To automatically generate edit distance grammars for pronunciation evaluation. Language learners tend to make similar pronunciation mistakes, especially for learners from the same region or sharing the same mother tongue language. Identifying these mispronunciation patterns would greatly reduce the search space and improve the evaluation efficiency while maintaining the evaluation accuracy. This task would involve automatic mispronunciation pattern learning using native and non-native speech data, grammar generation using those patterns mined from speech data and testing the recognition grammar. The grammar will be finally represented as phoneme network/lattice. This would be in Python using Sphinx3 and would probably take 3-5 weeks.
To build a exemplar pronunciation database for pronunciation evaluation. As mentioned in the first task, to achieve efficient and accurate pronunciation evaluation, we need non-native speech data for mispronunciation pattern mining. In this task, we need to recruit people to come and visit a website and record their pronunciation of phrases. Then we need post-process the recorded speech samples and build a database for future system development. The recording website will be provided by the mentor and I will invite my friends to contribute their speech to this database and do data post-processing with some automatic approaches, such as outlier analysis for rejecting obvious bad pronunciations and speech detection for cropping the signal etc. This would be an ongoing thing to take 4-6 hours per week.
To implement an Android interface to a pronunciation evaluation system. To make our pronunciation evaluation system accessible to more users, we plan to build an Android app for our pronunciation evaluation system. This would be a Java task to take an existing pronunciation evaluation system for the web and make an Android interface to it. I will implement the audio recording and playback functions on Android platform and client-server interaction for transferring recorded speech signals and evaluation results. Simple HTTP based client-server communication will be adopted for this taks. This would take 2-4 weeks.

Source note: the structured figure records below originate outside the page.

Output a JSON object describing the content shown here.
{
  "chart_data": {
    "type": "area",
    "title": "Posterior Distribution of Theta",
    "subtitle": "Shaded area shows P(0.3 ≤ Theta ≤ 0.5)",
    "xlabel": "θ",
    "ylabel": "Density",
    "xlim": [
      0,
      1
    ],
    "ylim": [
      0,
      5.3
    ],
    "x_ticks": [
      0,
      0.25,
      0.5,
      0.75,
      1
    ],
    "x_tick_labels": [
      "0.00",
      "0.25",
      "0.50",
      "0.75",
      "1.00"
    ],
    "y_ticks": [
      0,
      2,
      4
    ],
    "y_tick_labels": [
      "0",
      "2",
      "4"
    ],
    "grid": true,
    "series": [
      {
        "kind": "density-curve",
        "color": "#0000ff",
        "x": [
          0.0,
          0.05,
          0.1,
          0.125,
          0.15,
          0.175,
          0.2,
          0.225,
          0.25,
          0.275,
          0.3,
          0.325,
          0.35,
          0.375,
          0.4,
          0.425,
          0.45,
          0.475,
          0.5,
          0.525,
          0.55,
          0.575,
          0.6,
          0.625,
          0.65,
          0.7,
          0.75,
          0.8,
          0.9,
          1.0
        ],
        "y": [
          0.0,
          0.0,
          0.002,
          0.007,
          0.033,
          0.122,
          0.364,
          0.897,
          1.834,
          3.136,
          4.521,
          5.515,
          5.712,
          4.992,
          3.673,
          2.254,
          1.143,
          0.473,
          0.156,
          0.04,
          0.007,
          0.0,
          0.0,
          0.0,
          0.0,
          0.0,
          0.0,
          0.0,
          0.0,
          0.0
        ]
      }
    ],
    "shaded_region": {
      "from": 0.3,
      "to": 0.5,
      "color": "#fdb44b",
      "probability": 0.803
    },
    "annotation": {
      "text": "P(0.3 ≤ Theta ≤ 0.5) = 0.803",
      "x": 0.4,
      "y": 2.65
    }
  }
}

To develop a game front end for a pronunciation evaluation system. The best way to attract users is to implement the product as a game. We will explore this idea to make our system more popular. This task would be design and implementation of a simple game front end on web and/or Android to increase the attractiveness of working on pronunciation evaluation practice tasks for students. This task is a much more challenging one. The final game mechanism and implementation will be further discussed with the mentor. Generally speaking, I will design the basic game play functionalities and the interfaces. Similar client-server communication as the previous one will be also adopted here. This would take the remainder of the time, as fancy as you want to make it.

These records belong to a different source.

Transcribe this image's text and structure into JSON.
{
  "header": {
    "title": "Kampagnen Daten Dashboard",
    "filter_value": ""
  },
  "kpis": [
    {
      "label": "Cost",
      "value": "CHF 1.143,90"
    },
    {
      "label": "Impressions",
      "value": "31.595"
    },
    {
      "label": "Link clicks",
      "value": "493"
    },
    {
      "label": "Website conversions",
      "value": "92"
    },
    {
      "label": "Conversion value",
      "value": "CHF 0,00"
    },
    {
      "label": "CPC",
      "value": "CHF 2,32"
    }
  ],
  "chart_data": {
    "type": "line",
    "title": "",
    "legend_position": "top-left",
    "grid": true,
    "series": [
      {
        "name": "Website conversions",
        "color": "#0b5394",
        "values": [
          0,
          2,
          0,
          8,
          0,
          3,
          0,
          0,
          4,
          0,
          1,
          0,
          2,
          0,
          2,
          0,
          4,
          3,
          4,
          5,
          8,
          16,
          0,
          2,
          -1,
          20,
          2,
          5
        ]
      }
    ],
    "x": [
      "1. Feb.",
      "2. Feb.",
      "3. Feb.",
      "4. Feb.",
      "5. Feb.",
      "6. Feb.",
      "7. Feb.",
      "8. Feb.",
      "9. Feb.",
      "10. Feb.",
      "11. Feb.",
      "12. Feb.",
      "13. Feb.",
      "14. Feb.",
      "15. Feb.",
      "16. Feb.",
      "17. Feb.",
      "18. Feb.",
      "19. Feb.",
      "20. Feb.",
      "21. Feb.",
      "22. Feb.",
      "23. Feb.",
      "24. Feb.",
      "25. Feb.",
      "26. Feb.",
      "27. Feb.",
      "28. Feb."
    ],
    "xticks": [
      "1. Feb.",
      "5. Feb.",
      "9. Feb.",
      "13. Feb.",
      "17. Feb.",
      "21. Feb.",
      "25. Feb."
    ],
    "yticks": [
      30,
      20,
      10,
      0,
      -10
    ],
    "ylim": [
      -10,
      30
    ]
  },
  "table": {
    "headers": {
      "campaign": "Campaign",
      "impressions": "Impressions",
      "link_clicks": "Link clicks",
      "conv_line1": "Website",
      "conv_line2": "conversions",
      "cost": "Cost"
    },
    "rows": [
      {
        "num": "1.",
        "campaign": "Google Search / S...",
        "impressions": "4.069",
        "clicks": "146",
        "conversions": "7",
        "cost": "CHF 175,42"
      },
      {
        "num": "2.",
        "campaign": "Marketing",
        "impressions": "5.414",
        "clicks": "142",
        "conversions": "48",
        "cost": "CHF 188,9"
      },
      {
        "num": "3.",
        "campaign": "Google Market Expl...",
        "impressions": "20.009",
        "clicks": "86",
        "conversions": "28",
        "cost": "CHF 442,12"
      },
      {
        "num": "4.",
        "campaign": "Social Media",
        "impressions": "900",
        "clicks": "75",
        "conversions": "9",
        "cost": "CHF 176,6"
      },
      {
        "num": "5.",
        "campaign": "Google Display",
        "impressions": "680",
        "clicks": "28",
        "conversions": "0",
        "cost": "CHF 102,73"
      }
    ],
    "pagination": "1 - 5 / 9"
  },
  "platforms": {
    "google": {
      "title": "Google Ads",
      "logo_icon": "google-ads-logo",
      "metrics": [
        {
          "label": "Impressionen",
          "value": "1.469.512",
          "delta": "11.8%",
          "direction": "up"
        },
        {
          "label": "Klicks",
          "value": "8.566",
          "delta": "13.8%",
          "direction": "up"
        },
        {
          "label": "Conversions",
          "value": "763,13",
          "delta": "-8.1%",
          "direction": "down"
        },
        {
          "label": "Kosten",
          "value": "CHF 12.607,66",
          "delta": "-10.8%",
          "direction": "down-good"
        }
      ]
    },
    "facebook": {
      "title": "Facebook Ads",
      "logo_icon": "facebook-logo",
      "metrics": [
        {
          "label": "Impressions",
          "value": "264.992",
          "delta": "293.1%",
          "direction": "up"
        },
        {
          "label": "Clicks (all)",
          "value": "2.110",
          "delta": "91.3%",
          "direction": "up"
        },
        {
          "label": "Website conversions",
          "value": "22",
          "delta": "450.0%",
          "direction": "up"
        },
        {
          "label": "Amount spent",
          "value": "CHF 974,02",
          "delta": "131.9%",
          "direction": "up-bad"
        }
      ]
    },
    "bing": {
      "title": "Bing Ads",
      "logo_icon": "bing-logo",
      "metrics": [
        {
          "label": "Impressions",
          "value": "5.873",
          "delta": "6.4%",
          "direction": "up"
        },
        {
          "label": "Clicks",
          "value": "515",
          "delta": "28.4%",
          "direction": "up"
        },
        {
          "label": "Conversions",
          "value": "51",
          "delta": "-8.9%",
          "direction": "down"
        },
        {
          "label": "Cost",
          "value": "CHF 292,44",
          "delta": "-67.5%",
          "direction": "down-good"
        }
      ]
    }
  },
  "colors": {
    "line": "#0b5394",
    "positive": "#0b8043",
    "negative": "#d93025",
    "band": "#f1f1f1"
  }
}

Get familiar with Sphinx3 and setup the baseline of the existing pronunciation evaluation system to be provided by the mentor.
Get both the native and non-native speech data from the mentor and extract MFCC features for recognition.

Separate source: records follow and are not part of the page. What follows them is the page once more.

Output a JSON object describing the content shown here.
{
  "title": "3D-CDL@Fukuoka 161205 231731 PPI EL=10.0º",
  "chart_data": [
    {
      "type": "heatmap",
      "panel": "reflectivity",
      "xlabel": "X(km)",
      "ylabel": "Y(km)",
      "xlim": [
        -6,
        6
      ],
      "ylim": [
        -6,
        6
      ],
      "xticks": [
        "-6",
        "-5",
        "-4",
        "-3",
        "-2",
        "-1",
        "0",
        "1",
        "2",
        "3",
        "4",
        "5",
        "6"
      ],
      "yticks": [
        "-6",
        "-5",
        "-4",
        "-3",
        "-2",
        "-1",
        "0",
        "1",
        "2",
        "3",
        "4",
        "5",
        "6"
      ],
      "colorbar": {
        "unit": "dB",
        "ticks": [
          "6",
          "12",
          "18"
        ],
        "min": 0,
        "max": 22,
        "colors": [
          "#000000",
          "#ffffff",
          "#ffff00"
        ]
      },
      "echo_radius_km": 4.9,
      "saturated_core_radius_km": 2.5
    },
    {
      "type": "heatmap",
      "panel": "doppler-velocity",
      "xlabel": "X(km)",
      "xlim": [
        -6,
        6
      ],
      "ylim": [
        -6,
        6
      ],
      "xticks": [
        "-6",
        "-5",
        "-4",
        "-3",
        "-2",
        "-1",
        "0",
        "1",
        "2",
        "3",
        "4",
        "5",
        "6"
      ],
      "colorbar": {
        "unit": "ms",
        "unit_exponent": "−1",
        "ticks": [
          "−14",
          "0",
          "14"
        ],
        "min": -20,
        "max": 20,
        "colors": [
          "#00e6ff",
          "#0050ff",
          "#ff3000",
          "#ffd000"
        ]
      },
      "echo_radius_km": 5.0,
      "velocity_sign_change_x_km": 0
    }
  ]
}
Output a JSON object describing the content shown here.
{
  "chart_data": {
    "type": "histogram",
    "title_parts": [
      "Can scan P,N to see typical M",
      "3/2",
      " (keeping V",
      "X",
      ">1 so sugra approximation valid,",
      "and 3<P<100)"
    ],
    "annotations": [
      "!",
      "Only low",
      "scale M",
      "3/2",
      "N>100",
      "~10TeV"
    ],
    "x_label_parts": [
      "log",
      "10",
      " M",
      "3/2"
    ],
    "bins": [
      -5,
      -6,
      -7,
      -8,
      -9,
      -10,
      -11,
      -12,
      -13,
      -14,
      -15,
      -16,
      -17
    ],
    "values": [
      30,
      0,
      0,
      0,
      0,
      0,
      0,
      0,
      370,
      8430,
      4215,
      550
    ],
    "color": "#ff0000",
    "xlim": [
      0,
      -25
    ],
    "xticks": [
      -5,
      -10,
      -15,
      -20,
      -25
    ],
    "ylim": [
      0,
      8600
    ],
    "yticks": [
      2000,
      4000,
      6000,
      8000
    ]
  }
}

Automatically decode the speech data with acoustic model and language model provided by the mentor.
Extract mispronunciation patterns in those data.
Automatically construct grammars to include both the correct pronunciation and possible mispronunciation patterns.
Testing the generated grammars in the baseline evaluation system and comparing the performance.
Analyze the results, if necessary repeat 3-6 to improve the evaluation performance until a better grammar is learnt.
Collect information about the exemplar pronunciation data collection website and process from the mentor, if needed, help setup the website and promote the data collection among my friends.
Implement automatic data post-process programs for the recording data post-processing.
Guarding the post-processing process and occasionally do verifications manually if necessary.
Settle down the functionality design for the Android app.
Settle down the interface design for the Android app.
Implement the audio recording and playback on Android platform.
14) Implement the HTTP based client-server file communication.
Testing the Android app and fixing bugs.
Discuss with the mentor about the game mechanism.
Settle down the game play logic.
Settle down the functionality design.
Settle down the interface design.
Game implementation and testing.
Prepare the final project report.